The former President got into trouble this week when he claimed while stumping for his wife that he had opposed the invasion of Iraq "all along." Critics pounced from across the political spectrum, since this was obviously untrue. I felt it to be untrue, but I've found proving it a frustrating experience. The critics have dug up plenty of evidence, but not the piece I most distinctly remember. I have a strong recollection of reading an article in the Weekly Standard back in the fall of 2003 that described Clinton lecturing an Arab group and telling them that, had he been President at the time, he would have done the same thing as Bush. Unfortunately, to look up anything from the Standard online, you have to subscribe to the magazine, which I no longer do. Worse, I've tried to Google similar accounts of this encounter but have come up dry. It looks like I'll have to dig through some hard copies of the Standard in order to back up my memory.

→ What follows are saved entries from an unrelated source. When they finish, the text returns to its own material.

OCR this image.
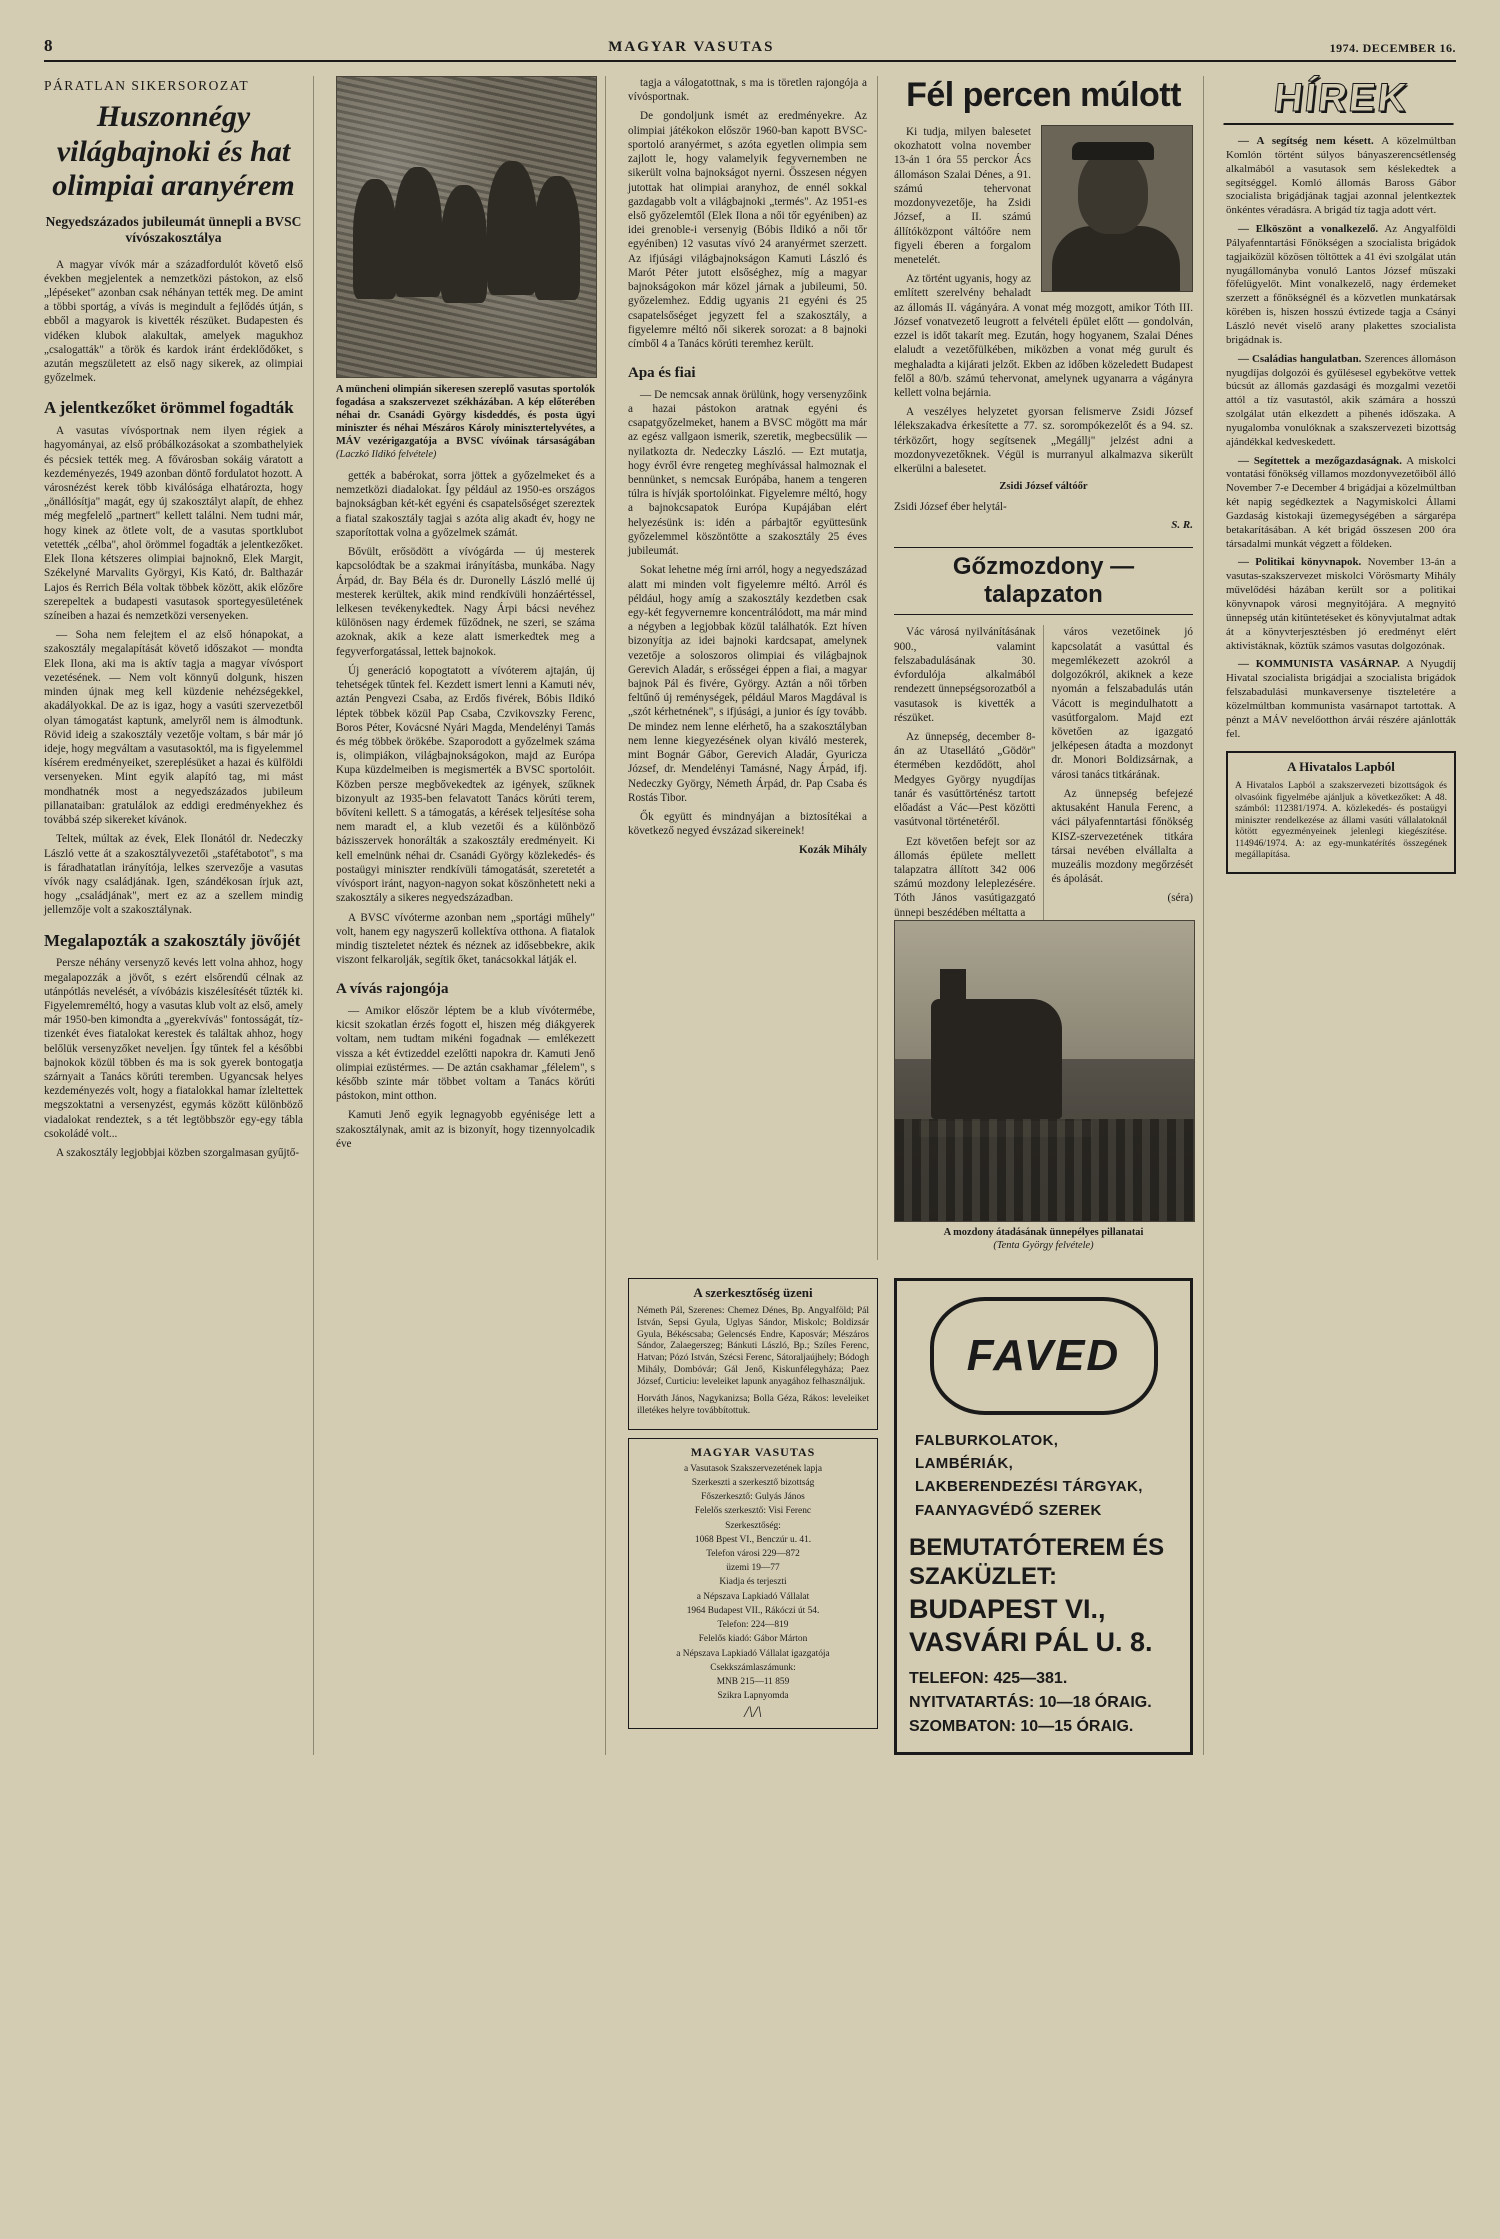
8	MAGYAR VASUTAS	1974. DECEMBER 16.
PÁRATLAN SIKERSOROZAT
Huszonnégy világbajnoki és hat
olimpiai aranyérem
Negyedszázados jubileumát ünnepli a BVSC vívószakosztálya

A magyar vívók már a századfordulót követő első években megjelentek a nemzetközi pástokon, az első „lépéseket" azonban csak néhányan tették meg. De amint a többi sportág, a vívás is megindult a fejlődés útján, s ebből a magyarok is kivették részüket. Budapesten és vidéken klubok alakultak, amelyek magukhoz „csalogatták" a török és kardok iránt érdeklődőket, s azután megszületett az első nagy sikerek, az olimpiai győzelmek.

A jelentkezőket örömmel fogadták

A vasutas vívósportnak nem ilyen régiek a hagyományai, az első próbálkozásokat a szombathelyiek és pécsiek tették meg. A fővárosban sokáig váratott a kezdeményezés, 1949 azonban döntő fordulatot hozott. A városnézést kerek több kiválósága elhatározta, hogy „önállósítja" magát, egy új szakosztályt alapít, de ehhez még megfelelő „partnert" kellett találni. Nem tudni már, hogy kinek az ötlete volt, de a vasutas sportklubot vetették „célba", ahol örömmel fogadták a jelentkezőket. Elek Ilona kétszeres olimpiai bajnoknő, Elek Margit, Székelyné Marvalits Györgyi, Kis Kató, dr. Balthazár Lajos és Rerrich Béla voltak többek között, akik előzőre szerepeltek a budapesti vasutasok sportegyesületének színeiben a hazai és nemzetközi versenyeken.

— Soha nem felejtem el az első hónapokat, a szakosztály megalapítását követő időszakot — mondta Elek Ilona, aki ma is aktív tagja a magyar vívósport vezetésének. — Nem volt könnyű dolgunk, hiszen minden újnak meg kell küzdenie nehézségekkel, akadályokkal. De az is igaz, hogy a vasúti szervezetből olyan támogatást kaptunk, amelyről nem is álmodtunk. Rövid ideig a szakosztály vezetője voltam, s bár már jó ideje, hogy megváltam a vasutasoktól, ma is figyelemmel kísérem eredményeiket, szereplésüket a hazai és külföldi versenyeken. Mint egyik alapító tag, mi mást mondhatnék most a negyedszázados jubileum pillanataiban: gratulálok az eddigi eredményekhez és továbbá szép sikereket kívánok.

Teltek, múltak az évek, Elek Ilonától dr. Nedeczky László vette át a szakosztályvezetői „stafétabotot", s ma is fáradhatatlan irányítója, lelkes szervezője a vasutas vívók nagy családjának. Igen, szándékosan írjuk azt, hogy „családjának", mert ez az a szellem mindig jellemzője volt a szakosztálynak.

Megalapozták a szakosztály jövőjét

Persze néhány versenyző kevés lett volna ahhoz, hogy megalapozzák a jövőt, s ezért elsőrendű célnak az utánpótlás nevelését, a vívóbázis kiszélesítését tűzték ki. Figyelemreméltó, hogy a vasutas klub volt az első, amely már 1950-ben kimondta a „gyerekvívás" fontosságát, tíz-tizenkét éves fiatalokat kerestek és találtak ahhoz, hogy belőlük versenyzőket neveljen. Így tűntek fel a későbbi bajnokok közül többen és ma is sok gyerek bontogatja szárnyait a Tanács körúti teremben. Ugyancsak helyes kezdeményezés volt, hogy a fiatalokkal hamar ízleltettek megszoktatni a versenyzést, egymás között különböző viadalokat rendeztek, s a tét legtöbbször egy-egy tábla csokoládé volt...

A szakosztály legjobbjai közben szorgalmasan gyűjtő-

A müncheni olimpián sikeresen szereplő vasutas sportolók fogadása a szakszervezet székházában. A kép előterében néhai dr. Csanádi György kisdeddés, és posta ügyi miniszter és néhai Mészáros Károly minisztertelyvétes, a MÁV vezérigazgatója a BVSC vívóinak társaságában (Laczkó Ildikó felvétele)

gették a babérokat, sorra jöttek a győzelmeket és a nemzetközi diadalokat. Így például az 1950-es országos bajnokságban két-két egyéni és csapatelsőséget szereztek a fiatal szakosztály tagjai s azóta alig akadt év, hogy ne szaporítottak volna a győzelmek számát.

Bővült, erősödött a vívógárda — új mesterek kapcsolódtak be a szakmai irányításba, munkába. Nagy Árpád, dr. Bay Béla és dr. Duronelly László mellé új mesterek kerültek, akik mind rendkívüli honzáértéssel, lelkesen tevékenykedtek. Nagy Árpi bácsi nevéhez különösen nagy érdemek fűződnek, ne szeri, se száma azoknak, akik a keze alatt ismerkedtek meg a fegyverforgatással, lettek bajnokok.

Új generáció kopogtatott a vívóterem ajtaján, új tehetségek tűntek fel. Kezdett ismert lenni a Kamuti név, aztán Pengvezi Csaba, az Erdős fivérek, Bóbis Ildikó léptek többek közül Pap Csaba, Czvikovszky Ferenc, Boros Péter, Kovácsné Nyári Magda, Mendelényi Tamás és még többek örökébe. Szaporodott a győzelmek száma is, olimpiákon, világbajnokságokon, majd az Európa Kupa küzdelmeiben is megismerték a BVSC sportolóit. Közben persze megbővekedtek az igények, szűknek bizonyult az 1935-ben felavatott Tanács körúti terem, bővíteni kellett. S a támogatás, a kérések teljesítése soha nem maradt el, a klub vezetői és a különböző bázisszervek honorálták a szakosztály eredményeit. Ki kell emelnünk néhai dr. Csanádi György közlekedés- és postaügyi miniszter rendkívüli támogatását, szeretetét a vívósport iránt, nagyon-nagyon sokat köszönhetett neki a szakosztály a sikeres negyedszázadban.

A BVSC vívóterme azonban nem „sportági műhely" volt, hanem egy nagyszerű kollektíva otthona. A fiatalok mindig tiszteletet néztek és néznek az idősebbekre, akik viszont felkarolják, segítik őket, tanácsokkal látják el.

A vívás rajongója

— Amikor először léptem be a klub vívótermébe, kicsit szokatlan érzés fogott el, hiszen még diákgyerek voltam, nem tudtam mikéni fogadnak — emlékezett vissza a két évtizeddel ezelőtti napokra dr. Kamuti Jenő olimpiai ezüstérmes. — De aztán csakhamar „félelem", s később szinte már többet voltam a Tanács körúti pástokon, mint otthon.

Kamuti Jenő egyik legnagyobb egyénisége lett a szakosztálynak, amit az is bizonyít, hogy tizennyolcadik éve

tagja a válogatottnak, s ma is töretlen rajongója a vívósportnak.

De gondoljunk ismét az eredményekre. Az olimpiai játékokon először 1960-ban kapott BVSC-sportoló aranyérmet, s azóta egyetlen olimpia sem zajlott le, hogy valamelyik fegyvernemben ne sikerült volna bajnokságot nyerni. Összesen négyen jutottak hat olimpiai aranyhoz, de ennél sokkal gazdagabb volt a világbajnoki „termés". Az 1951-es első győzelemtől (Elek Ilona a női tőr egyéniben) az idei grenoble-i versenyig (Bóbis Ildikó a női tőr egyéniben) 12 vasutas vívó 24 aranyérmet szerzett. Az ifjúsági világbajnokságon Kamuti László és Marót Péter jutott elsőséghez, míg a magyar bajnokságokon már közel járnak a jubileumi, 50. győzelemhez. Eddig ugyanis 21 egyéni és 25 csapatelsőséget jegyzett fel a szakosztály, a figyelemre méltó női sikerek sorozat: a 8 bajnoki címből 4 a Tanács körúti teremhez került.

Apa és fiai

— De nemcsak annak örülünk, hogy versenyzőink a hazai pástokon aratnak egyéni és csapatgyőzelmeket, hanem a BVSC mögött ma már az egész vallgaon ismerik, szeretik, megbecsülik — nyilatkozta dr. Nedeczky László. — Ezt mutatja, hogy évről évre rengeteg meghívással halmoznak el bennünket, s nemcsak Európába, hanem a tengeren túlra is hívják sportolóinkat. Figyelemre méltó, hogy a bajnokcsapatok Európa Kupájában elért helyezésünk is: idén a párbajtőr együttesünk győzelemmel köszöntötte a szakosztály 25 éves jubileumát.

Sokat lehetne még írni arról, hogy a negyedszázad alatt mi minden volt figyelemre méltó. Arról és például, hogy amíg a szakosztály kezdetben csak egy-két fegyvernemre koncentrálódott, ma már mind a négyben a legjobbak közül találhatók. Ezt híven bizonyítja az idei bajnoki kardcsapat, amelynek vezetője a soloszoros olimpiai és világbajnok Gerevich Aladár, s erősségei éppen a fiai, a magyar bajnok Pál és fivére, György. Aztán a női tőrben feltűnő új reménységek, például Maros Magdával is „szót kérhetnének", s ifjúsági, a junior és így tovább. De mindez nem lenne elérhető, ha a szakosztályban nem lenne kiegyezésének olyan kiváló mesterek, mint Bognár Gábor, Gerevich Aladár, Gyuricza József, dr. Mendelényi Tamásné, Nagy Árpád, ifj. Nedeczky György, Németh Árpád, dr. Pap Csaba és Rostás Tibor.

Ők együtt és mindnyájan a biztosítékai a következő negyed évszázad sikereinek!

Kozák Mihály

Fél percen múlott

Ki tudja, milyen balesetet okozhatott volna november 13-án 1 óra 55 perckor Ács állomáson Szalai Dénes, a 91. számú tehervonat mozdonyvezetője, ha Zsidi József, a II. számú állítóközpont váltóőre nem figyeli éberen a forgalom menetelét.

Az történt ugyanis, hogy az említett szerelvény behaladt az állomás II. vágányára. A vonat még mozgott, amikor Tóth III. József vonatvezető leugrott a felvételi épület előtt — gondolván, ezzel is időt takarít meg. Ezután, hogy hogyanem, Szalai Dénes elaludt a vezetőfülkében, miközben a vonat még gurult és meghaladta a kijárati jelzőt. Ekben az időben közeledett Budapest felől a 80/b. számú tehervonat, amelynek ugyanarra a vágányra kellett volna bejárnia.

A veszélyes helyzetet gyorsan felismerve Zsidi József lélekszakadva érkesítette a 77. sz. sorompókezelőt és a 94. sz. térközőrt, hogy segítsenek „Megállj" jelzést adni a mozdonyvezetőknek. Végül is murranyul alkalmazva sikerült elkerülni a balesetet.

Zsidi József váltóőr

Zsidi József éber helytál-

S. R.
Gőzmozdony — talapzaton

Vác városá nyilvánításának 900., valamint felszabadulásának 30. évfordulója alkalmából rendezett ünnepségsorozatból a vasutasok is kivették a részüket.

Az ünnepség, december 8-án az Utasellátó „Gödör" étermében kezdődött, ahol Medgyes György nyugdíjas tanár és vasúttörténész tartott előadást a Vác—Pest közötti vasútvonal történetéről.

Ezt követően befejt sor az állomás épülete mellett talapzatra állított 342 006 számú mozdony leleplezésére. Tóth János vasútigazgató ünnepi beszédében méltatta a

város vezetőinek jó kapcsolatát a vasúttal és megemlékezett azokról a dolgozókról, akiknek a keze nyomán a felszabadulás után Vácott is megindulhatott a vasútforgalom. Majd ezt követően az igazgató jelképesen átadta a mozdonyt dr. Monori Boldizsárnak, a városi tanács titkárának.

Az ünnepség befejezé aktusaként Hanula Ferenc, a váci pályafenntartási főnökség KISZ-szervezetének titkára társai nevében elvállalta a muzeális mozdony megőrzését és ápolását.

(séra)

A mozdony átadásának ünnepélyes pillanatai
(Tenta György felvétele)
A szerkesztőség üzeni

Németh Pál, Szerenes: Chemez Dénes, Bp. Angyalföld; Pál István, Sepsi Gyula, Uglyas Sándor, Miskolc; Boldizsár Gyula, Békéscsaba; Gelencsés Endre, Kaposvár; Mészáros Sándor, Zalaegerszeg; Bánkuti László, Bp.; Szíles Ferenc, Hatvan; Pózó István, Szécsi Ferenc, Sátoraljaújhely; Bódogh Mihály, Dombóvár; Gál Jenő, Kiskunfélegyháza; Paez József, Curticiu: leveleiket lapunk anyagához felhasználjuk.

Horváth János, Nagykanizsa; Bolla Géza, Rákos: leveleiket illetékes helyre továbbítottuk.

MAGYAR VASUTAS

a Vasutasok Szakszervezetének lapja

Szerkeszti a szerkesztő bizottság

Főszerkesztő: Gulyás János

Felelős szerkesztő: Visi Ferenc

Szerkesztőség:

1068 Bpest VI., Benczúr u. 41.

Telefon városi 229—872

üzemi 19—77

Kiadja és terjeszti

a Népszava Lapkiadó Vállalat

1964 Budapest VII., Rákóczi út 54.

Telefon: 224—819

Felelős kiadó: Gábor Márton

a Népszava Lapkiadó Vállalat igazgatója

Csekkszámlaszámunk:

MNB 215—11 859

Szikra Lapnyomda

/\/\
FAVED
FALBURKOLATOK,
LAMBÉRIÁK,
LAKBERENDEZÉSI TÁRGYAK,
FAANYAGVÉDŐ SZEREK
BEMUTATÓTEREM ÉS SZAKÜZLET:
BUDAPEST VI., VASVÁRI PÁL U. 8.
TELEFON: 425—381.
NYITVATARTÁS: 10—18 ÓRAIG.
SZOMBATON: 10—15 ÓRAIG.
HÍREK

— A segítség nem késett. A közelmúltban Komlón történt súlyos bányaszerencsétlenség alkalmából a vasutasok sem késlekedtek a segítséggel. Komló állomás Baross Gábor szocialista brigádjának tagjai azonnal jelentkeztek önkéntes véradásra. A brigád tíz tagja adott vért.

— Elköszönt a vonalkezelő. Az Angyalföldi Pályafenntartási Főnökségen a szocialista brigádok tagjaiközül közösen töltöttek a 41 évi szolgálat után nyugállományba vonuló Lantos József műszaki főfelügyelőt. Mint vonalkezelő, nagy érdemeket szerzett a főnökségnél és a közvetlen munkatársak körében is, hiszen hosszú évtizede tagja a Csányi László nevét viselő arany plakettes szocialista brigádnak is.

— Családias hangulatban. Szerences állomáson nyugdíjas dolgozói és gyűlésesel egybekötve vettek búcsút az állomás gazdasági és mozgalmi vezetői attól a tíz vasutastól, akik számára a hosszú szolgálat után elkezdett a pihenés időszaka. A nyugalomba vonulóknak a szakszervezeti bizottság ajándékkal kedveskedett.

— Segítettek a mezőgazdaságnak. A miskolci vontatási főnökség villamos mozdonyvezetőiből álló November 7-e December 4 brigádjai a közelmúltban két napig segédkeztek a Nagymiskolci Állami Gazdaság kistokaji üzemegységében a sárgarépa betakarításában. A két brigád összesen 200 óra társadalmi munkát végzett a földeken.

— Politikai könyvnapok. November 13-án a vasutas-szakszervezet miskolci Vörösmarty Mihály művelődési házában került sor a politikai könyvnapok városi megnyitójára. A megnyitó ünnepség után kitüntetéseket és könyvjutalmat adtak át a könyvterjesztésben jó eredményt elért aktivistáknak, köztük számos vasutas dolgozónak.

— KOMMUNISTA VASÁRNAP. A Nyugdíj Hivatal szocialista brigádjai a szocialista brigádok felszabadulási munkaversenye tiszteletére a közelmúltban kommunista vasárnapot tartottak. A pénzt a MÁV nevelőotthon árvái részére ajánlották fel.

A Hivatalos Lapból

A Hivatalos Lapból a szakszervezeti bizottságok és olvasóink figyelmébe ajánljuk a következőket: A 48. számból: 112381/1974. A. közlekedés- és postaügyi miniszter rendelkezése az állami vasúti vállalatoknál kötött egyezményeinek jelenlegi kiegészítése. 114946/1974. A: az egy-munkatérítés összegének megállapítása.
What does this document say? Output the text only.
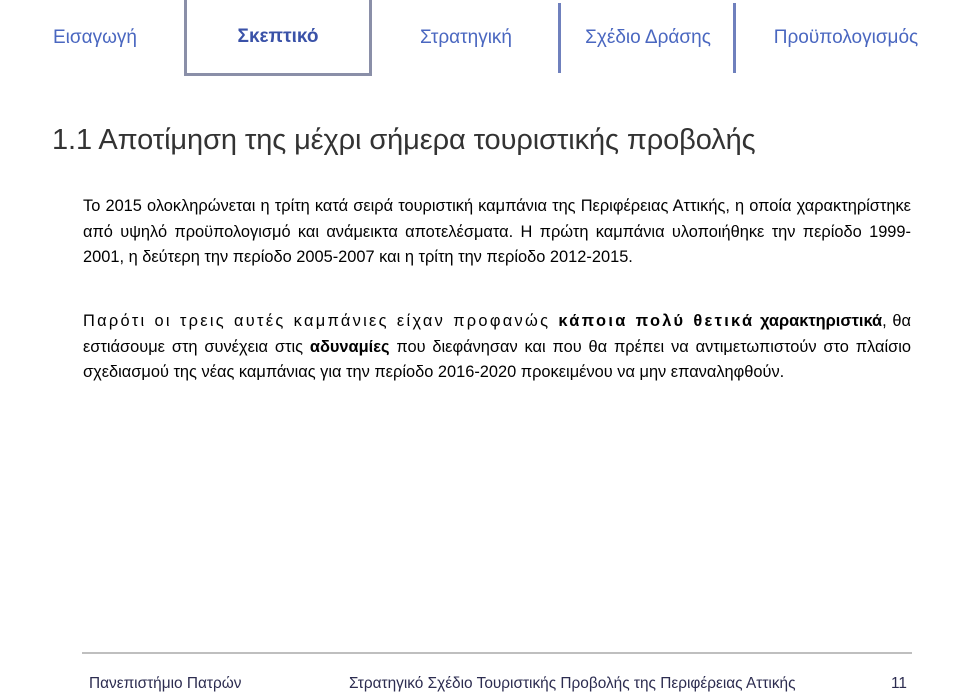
Εισαγωγή	Σκεπτικό	Στρατηγική	Σχέδιο Δράσης	Προϋπολογισμός
1.1 Αποτίμηση της μέχρι σήμερα τουριστικής προβολής
Το 2015 ολοκληρώνεται η τρίτη κατά σειρά τουριστική καμπάνια της Περιφέρειας Αττικής, η οποία χαρακτηρίστηκε από υψηλό προϋπολογισμό και ανάμεικτα αποτελέσματα. Η πρώτη καμπάνια υλοποιήθηκε την περίοδο 1999-2001, η δεύτερη την περίοδο 2005-2007 και η τρίτη την περίοδο 2012-2015.
Παρότι οι τρεις αυτές καμπάνιες είχαν προφανώς κάποια πολύ θετικά χαρακτηριστικά, θα εστιάσουμε στη συνέχεια στις αδυναμίες που διεφάνησαν και που θα πρέπει να αντιμετωπιστούν στο πλαίσιο σχεδιασμού της νέας καμπάνιας για την περίοδο 2016-2020 προκειμένου να μην επαναληφθούν.
Πανεπιστήμιο Πατρών	Στρατηγικό Σχέδιο Τουριστικής Προβολής της Περιφέρειας Αττικής	11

Yes, I subscribed to the Weekly Standard, the head neocon weekly, for about two years. I signed up during a period when I wanted as much diversity of opinion or ideology as possible and was also getting The Nation and The New Republic on a weekly basis. I gave up on the Standard because their renewal rate was too high and because I no longer found the magazine's articles provocative in the good way of challenging my preconceptions. Instead, its stubborn fealty to Bush and his war merely provoked me in the ordinary way of making me want to toss the typical issue into the garbage. I eventually replaced it with The American Conservative, which is probably the most consistently challenging journal available. This leaves me without a neocon outlet unless you count The New Republic on Middle East affairs, but I don't regret the loss. Over time I also gave up on leftist journals like Z Magazine and The Progressive because their ideologies and prejudices didn't seem to reflect reality for me, while I still get In These Times, which is about as far left as I go in my magazine reading.
Anyway, people want to make something of Mr. Clinton's apparent lie as if it reflected on Senator Clinton and her campaign for the Presidency. Is that fair? I'm afraid it is. If you accept that the first Clinton regime was a "two-for-one" deal that gave the President's wife crucial experience and exempts her from "on-the-job training," then you must expect that a second regime will work the same way. In other words, Bill Clinton will inevitably be a powerful and influential advisor to his wife even though the role of First Gentleman would entitle him to no power whatsoever. Catching the likely court favorite in a desperate crowd-pleasing lie is evidence against the character of the man today and the advice he might offer tomorrow. If Senator Clinton didn't give you reasons enough to resist her nomination (if you're a Democrat, that is), her husband's record should put you over the top.